La piattaforma intelligente resiste e identifica gli attacchi attuali e futuri

Il team ProBOS ha costruito una piattaforma di sicurezza per nodi periferici automatizzata, personalizzabile e di facile utilizzo, che raccoglie informazioni sulla sicurezza da più dispositivi, come workstation, server e telefoni cellulari. Successivamente elabora tali dati utilizzando l’intelligenza artificiale (AI) per identificare le anomalie in pochi secondi. Una volta identificata una minaccia nota o sconosciuta, l’attività dell’aggressore viene tracciata e valutata in tempo reale. Ciò consente ai team di sicurezza di ricostruire accuratamente cosa è stato fatto e come nonché a quale tipo di risorse si è avuto accesso. Inoltre permette loro di «proteggere le infrastrutture sradicando l’aggressore e chiudendo i buchi lasciati a seguito della violazione», spiega Pelliccione. Non sono richiesti personale o competenze aggiuntive. I partner del progetto hanno sviluppato NanoOS, un componente software che funziona al di fuori del sistema operativo del dispositivo su cui sta lavorando, collocandosi in uno strato di protezione unico nel suo genere.
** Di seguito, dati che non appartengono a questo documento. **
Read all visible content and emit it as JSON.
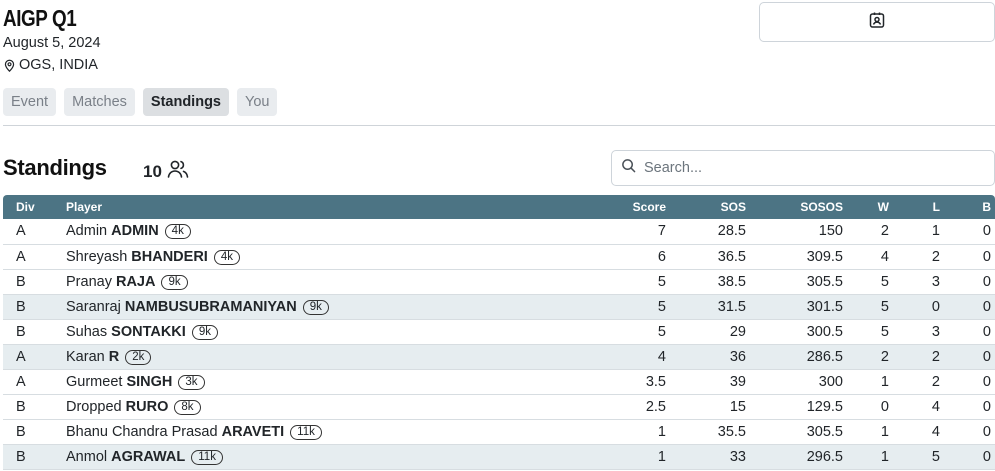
{
  "event": {
    "title": "AIGP Q1",
    "date": "August 5, 2024",
    "location": "OGS, INDIA"
  },
  "icons": {
    "contact": "contact-card-icon",
    "location": "map-pin-icon",
    "players": "users-icon",
    "search": "search-icon"
  },
  "tabs": [
    {
      "label": "Event",
      "active": false
    },
    {
      "label": "Matches",
      "active": false
    },
    {
      "label": "Standings",
      "active": true
    },
    {
      "label": "You",
      "active": false
    }
  ],
  "standings": {
    "title": "Standings",
    "player_count": "10",
    "search_placeholder": "Search...",
    "columns": {
      "div": "Div",
      "player": "Player",
      "score": "Score",
      "sos": "SOS",
      "sosos": "SOSOS",
      "w": "W",
      "l": "L",
      "b": "B"
    },
    "rows": [
      {
        "div": "A",
        "first": "Admin",
        "last": "ADMIN",
        "rank": "4k",
        "score": "7",
        "sos": "28.5",
        "sosos": "150",
        "w": "2",
        "l": "1",
        "b": "0"
      },
      {
        "div": "A",
        "first": "Shreyash",
        "last": "BHANDERI",
        "rank": "4k",
        "score": "6",
        "sos": "36.5",
        "sosos": "309.5",
        "w": "4",
        "l": "2",
        "b": "0"
      },
      {
        "div": "B",
        "first": "Pranay",
        "last": "RAJA",
        "rank": "9k",
        "score": "5",
        "sos": "38.5",
        "sosos": "305.5",
        "w": "5",
        "l": "3",
        "b": "0"
      },
      {
        "div": "B",
        "first": "Saranraj",
        "last": "NAMBUSUBRAMANIYAN",
        "rank": "9k",
        "score": "5",
        "sos": "31.5",
        "sosos": "301.5",
        "w": "5",
        "l": "0",
        "b": "0"
      },
      {
        "div": "B",
        "first": "Suhas",
        "last": "SONTAKKI",
        "rank": "9k",
        "score": "5",
        "sos": "29",
        "sosos": "300.5",
        "w": "5",
        "l": "3",
        "b": "0"
      },
      {
        "div": "A",
        "first": "Karan",
        "last": "R",
        "rank": "2k",
        "score": "4",
        "sos": "36",
        "sosos": "286.5",
        "w": "2",
        "l": "2",
        "b": "0"
      },
      {
        "div": "A",
        "first": "Gurmeet",
        "last": "SINGH",
        "rank": "3k",
        "score": "3.5",
        "sos": "39",
        "sosos": "300",
        "w": "1",
        "l": "2",
        "b": "0"
      },
      {
        "div": "B",
        "first": "Dropped",
        "last": "RURO",
        "rank": "8k",
        "score": "2.5",
        "sos": "15",
        "sosos": "129.5",
        "w": "0",
        "l": "4",
        "b": "0"
      },
      {
        "div": "B",
        "first": "Bhanu Chandra Prasad",
        "last": "ARAVETI",
        "rank": "11k",
        "score": "1",
        "sos": "35.5",
        "sosos": "305.5",
        "w": "1",
        "l": "4",
        "b": "0"
      },
      {
        "div": "B",
        "first": "Anmol",
        "last": "AGRAWAL",
        "rank": "11k",
        "score": "1",
        "sos": "33",
        "sosos": "296.5",
        "w": "1",
        "l": "5",
        "b": "0"
      }
    ]
  }
}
Grazie al suo posizionamento tra l’hardware e il software del sistema operativo, il livello di sicurezza è incredibilmente difficile da disabilitare. NanoOS consente di fornire informazioni di sicurezza agli analisti, anche in scenari in cui un aggressore attivo sta deliberatamente cercando di disabilitare il sistema di sicurezza. Segue una minaccia fin dall’inizio, e come si sviluppa nel tempo. NanoOS continuerà a recuperare informazioni anche se il sistema è completamente compromesso. I partner hanno implementato una serie di motori AI per analizzare e comprendere in tempo reale i comportamenti delle applicazioni in esecuzione su un dispositivo.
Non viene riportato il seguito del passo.